Below is an example code that creates a simple application that sends requests to the OpenAI API in a separate thread using: perfrom_long_peration
:
import PySimpleGUI as sgsg.theme("DarkAmber")
chat_gpt_answer = sg.Text( # we will update text later
"",
size=(60, 10),
background_color=sg.theme_background_color(),
text_color="white",
)
layout = [
[sg.Text("Press A to analyze the recording")],
[chat_gpt_answer],
[sg.Button("Cancel")],
]
WINDOW = sg.Window("Keyboard Test", layout, return_keyboard_events=True, use_default_focus=False)
while True:
event, values = WINDOW.read()
if event in ["Cancel", sg.WIN_CLOSED]:
break
elif event in ("a", "A"): # Press A --> analyze
chat_gpt_answer.update("Making a call to ChatGPT..")
WINDOW.perform_long_operation(
lambda: generate_answer("Tell me a joke about interviewing"),
"-CHAT_GPT ANSWER-",
)
elif event == "-CHAT_GPT ANSWER-":
chat_gpt_answer.update(values["-CHAT_GPT ANSWER-"])
here You will find code related to GUI applications.
Now that you’ve looked at all the necessary components, it’s time to assemble the application. We detailed capturing audio, converting it to text using Whisper, and generating responses using ChatGPT. We also covered creating a simple GUI.
Now let’s watch a demo video that shows how all these components work together. This will give you a clearer understanding of how you can use or modify this application to suit your needs.

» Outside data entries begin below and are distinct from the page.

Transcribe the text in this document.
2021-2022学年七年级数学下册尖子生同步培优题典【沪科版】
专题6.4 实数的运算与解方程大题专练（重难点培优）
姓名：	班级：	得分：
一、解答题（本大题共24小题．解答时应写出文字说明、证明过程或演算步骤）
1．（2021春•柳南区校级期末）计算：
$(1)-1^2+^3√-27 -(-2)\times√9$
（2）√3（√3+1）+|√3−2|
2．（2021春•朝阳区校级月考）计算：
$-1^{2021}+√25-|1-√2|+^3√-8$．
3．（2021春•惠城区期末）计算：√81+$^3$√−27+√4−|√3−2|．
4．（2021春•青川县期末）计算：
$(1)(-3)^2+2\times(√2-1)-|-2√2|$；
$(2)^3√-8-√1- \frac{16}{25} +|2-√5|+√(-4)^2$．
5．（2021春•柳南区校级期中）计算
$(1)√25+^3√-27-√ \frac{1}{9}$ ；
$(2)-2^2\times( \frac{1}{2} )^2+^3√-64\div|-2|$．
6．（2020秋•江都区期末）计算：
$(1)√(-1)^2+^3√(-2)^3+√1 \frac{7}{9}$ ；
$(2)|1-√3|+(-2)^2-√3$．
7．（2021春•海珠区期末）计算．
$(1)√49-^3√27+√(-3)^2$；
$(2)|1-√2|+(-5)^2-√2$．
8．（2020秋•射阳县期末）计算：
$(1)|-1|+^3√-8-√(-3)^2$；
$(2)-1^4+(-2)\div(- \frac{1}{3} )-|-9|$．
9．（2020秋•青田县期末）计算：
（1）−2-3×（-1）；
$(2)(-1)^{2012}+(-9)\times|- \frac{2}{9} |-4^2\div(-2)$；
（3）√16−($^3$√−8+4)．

A demonstration is shown below.
If you want to develop and enhance this solution, here are some improvements you can make:
- Accelerate responses from LLM: To do this, we leverage open source models with fewer parameters, such as LlaMA-2 13B, to reduce response times.
- Use NVIDIA Broadcast. This model adds eye contact and appears to be looking at the camera at all times. In this case, the interviewer will not be aware that you are reading the answer.
- Create a browser extension: This is especially useful if you are asked to perform live coding during the interview. In such cases, just highlight the question/task.
We have been on an interesting journey to see how artificial intelligence, especially Whisper and ChatGPT, can become useful assistants during job interviews. This application is a glimpse into the future, showing how technology can seamlessly integrate into our daily routines and make our lives a little bit easier. However, the purpose of this app is to explore and understand the potential of generative AI, and it is important to use such technology ethically and responsibly.
Finally, the possibilities with AI are truly endless and exciting. This prototype is just a stepping stone, there is still much to explore. For those who want to delve deeper into the world, the door is open, and you never know what great innovations may be waiting around the corner.